Hey Bioconductor Community,
So I have a bulk RNA-seq of 4 groups used for doing 7 different comparisons in various combinations. No complex designs, just simply designs like this: ~ condition (so, x vs y). I began with
In DESeq2 now, when running the comparisons that are of high-interest to me, there's a lot of Immunoglobulin genes that are marked as significant. They pretty much dominate the DEG table. I want to see what else is there besides those. So I went back a little upstream to right after
txi <- tximport(...) and
dds <- DESeqDataSetFromTximport(txi,..) and right before
DESeq() and `results(). (Note: This study is in mouse.)
So I did something like this to subset out the Ig*'s something like this:
txi <- tximport(...) dds <- DESeqDataSetFromTximport(txi,..) dds <- dds[grep(x = rowData(dds)$mgi_symbols, pattern = "Ig",invert = TRUE),] #added this DESeq(...) results(...)
Results looked good that the Immunoglobulins weren't flooding the significant genes anymore... but then
H2-*. So I went back upstream and did it like this:
txi <- tximport(...) dds <- DESeqDataSetFromTximport(txi,..) dds <- dds[grep(x = rowData(dds)$mgi_symbols, pattern = "Ig",invert = TRUE),] #added this dds <- dds[grep(x = rowData(dds)$mgi_symbols, pattern = "H2-",invert = TRUE),] #and this DESeq(...) results(...)
Results look great now... Really they do. But now I am just wondering if someone could just offer their suggestions if what I have done is "okay"? I understand that I will report the original findings/stages of subsetting, I think, in the supplemental, and the goodies we found now... So our results could be reproduced.
But the heart of my question is: Did I do this type-of filtering at the correct stage of the analysis?

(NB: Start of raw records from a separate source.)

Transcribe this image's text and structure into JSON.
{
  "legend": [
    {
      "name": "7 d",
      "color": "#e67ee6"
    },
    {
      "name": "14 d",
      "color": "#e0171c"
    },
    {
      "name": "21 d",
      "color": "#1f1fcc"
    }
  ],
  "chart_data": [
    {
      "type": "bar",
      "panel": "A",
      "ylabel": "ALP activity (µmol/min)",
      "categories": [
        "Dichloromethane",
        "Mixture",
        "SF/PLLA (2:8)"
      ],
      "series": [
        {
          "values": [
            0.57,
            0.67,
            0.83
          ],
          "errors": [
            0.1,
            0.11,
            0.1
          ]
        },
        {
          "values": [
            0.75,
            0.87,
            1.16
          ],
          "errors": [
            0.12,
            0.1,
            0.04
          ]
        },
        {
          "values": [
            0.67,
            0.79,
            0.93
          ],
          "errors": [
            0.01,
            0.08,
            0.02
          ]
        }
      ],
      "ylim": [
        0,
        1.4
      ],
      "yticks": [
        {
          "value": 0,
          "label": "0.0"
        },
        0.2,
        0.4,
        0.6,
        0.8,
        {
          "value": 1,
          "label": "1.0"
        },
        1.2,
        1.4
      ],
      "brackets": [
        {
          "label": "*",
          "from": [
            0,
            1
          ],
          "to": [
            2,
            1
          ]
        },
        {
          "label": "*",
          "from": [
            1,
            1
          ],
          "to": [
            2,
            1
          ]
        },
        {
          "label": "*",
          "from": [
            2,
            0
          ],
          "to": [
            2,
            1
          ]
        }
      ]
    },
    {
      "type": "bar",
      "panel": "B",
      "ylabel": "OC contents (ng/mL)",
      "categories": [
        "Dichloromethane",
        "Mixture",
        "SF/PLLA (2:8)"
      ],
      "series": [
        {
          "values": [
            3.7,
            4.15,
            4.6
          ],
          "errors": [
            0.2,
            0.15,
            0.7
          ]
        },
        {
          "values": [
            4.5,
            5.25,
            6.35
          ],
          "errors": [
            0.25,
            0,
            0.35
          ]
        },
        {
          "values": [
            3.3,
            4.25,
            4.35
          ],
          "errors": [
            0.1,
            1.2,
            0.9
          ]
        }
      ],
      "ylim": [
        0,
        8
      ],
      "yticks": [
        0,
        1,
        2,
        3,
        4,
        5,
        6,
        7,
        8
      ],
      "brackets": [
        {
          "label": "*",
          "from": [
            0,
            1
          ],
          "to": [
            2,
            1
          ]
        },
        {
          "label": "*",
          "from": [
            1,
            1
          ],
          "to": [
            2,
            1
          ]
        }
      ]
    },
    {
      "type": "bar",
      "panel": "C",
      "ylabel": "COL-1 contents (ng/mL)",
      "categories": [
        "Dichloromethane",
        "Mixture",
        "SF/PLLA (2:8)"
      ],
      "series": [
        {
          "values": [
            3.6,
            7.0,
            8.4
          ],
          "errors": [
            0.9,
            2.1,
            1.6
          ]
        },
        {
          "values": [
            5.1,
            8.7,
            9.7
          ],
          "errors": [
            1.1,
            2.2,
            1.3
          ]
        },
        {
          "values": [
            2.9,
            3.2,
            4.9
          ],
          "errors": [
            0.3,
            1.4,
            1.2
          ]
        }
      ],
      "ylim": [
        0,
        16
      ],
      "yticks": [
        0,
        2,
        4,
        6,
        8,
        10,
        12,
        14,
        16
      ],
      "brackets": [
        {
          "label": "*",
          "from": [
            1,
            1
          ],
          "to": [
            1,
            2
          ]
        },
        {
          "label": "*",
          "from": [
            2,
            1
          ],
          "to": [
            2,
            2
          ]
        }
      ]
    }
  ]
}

I have been reading some posts here and at Biostars that say strictly not to do this. And there's I think one post were someone did something like the subsetting I have done, and are completely fine with it. And then I think Gordon Smyth talks about the details of doing this in
edgeR before or after normalization... I had read one other post Gordon Smyth was saying with
edgeR, he uses RefSeq to bypass some of this even more upstream. So I have chosen to do this analysis with
DESeq2 because I have become familiar with it, and also have become familar with using Gencode and Ensembl. I am kind-of hoping to stay with these for now. But really would appreciate if someone could help with the heart of my question above, please?